On 10 October 1886, Charles Macara and Marion Macara organised the first Lifeboat Saturday, the first recorded example of a charity street collection. Marion had already conscripted a group of women to help with the first Lifeboat Saturday. She then organised the ladies of Manchester and Salford into committees with the purpose of raising further funds. Lady Marion wrote letters to well connected ladies to encourage their support. The Mayoresses of Manchester and Salford's influence helped draw in other women to volunteer to help.

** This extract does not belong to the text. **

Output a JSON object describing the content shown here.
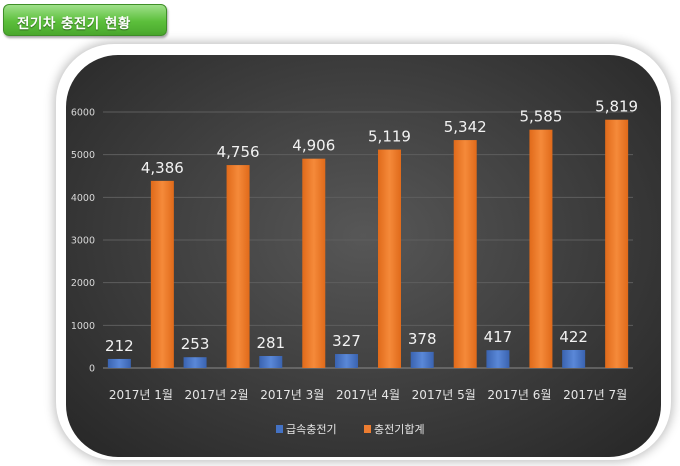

The November 1892 issue of the Lifeboat Journal encouraged women to ″...not wait to be asked to organise a committee, but take steps to organise one.″

==Formation==

In May 1921 the Prince of Wales at the annual meeting announced that a Ladies’ Lifeboat Guild was to be formed in the RNLI's annual meeting. This was to connect the Ladies committees that had already been forming throughout the country. The guild was formally inaugurated at a meeting in Claridges Hotel in June 1921.

The Duchess of Portland, who had a long record of support, agreed to be president. A card of membership signed by the president was given to each lady. In the role of President of the Guild, the Duchess of Portland was followed by Princess Louise, Duchess of Argyll in 1924, and then by the Duchess of Sunderland in 1926.

By 1926, the number of guilds had expanded to 59 guilds all over the UK and Ireland.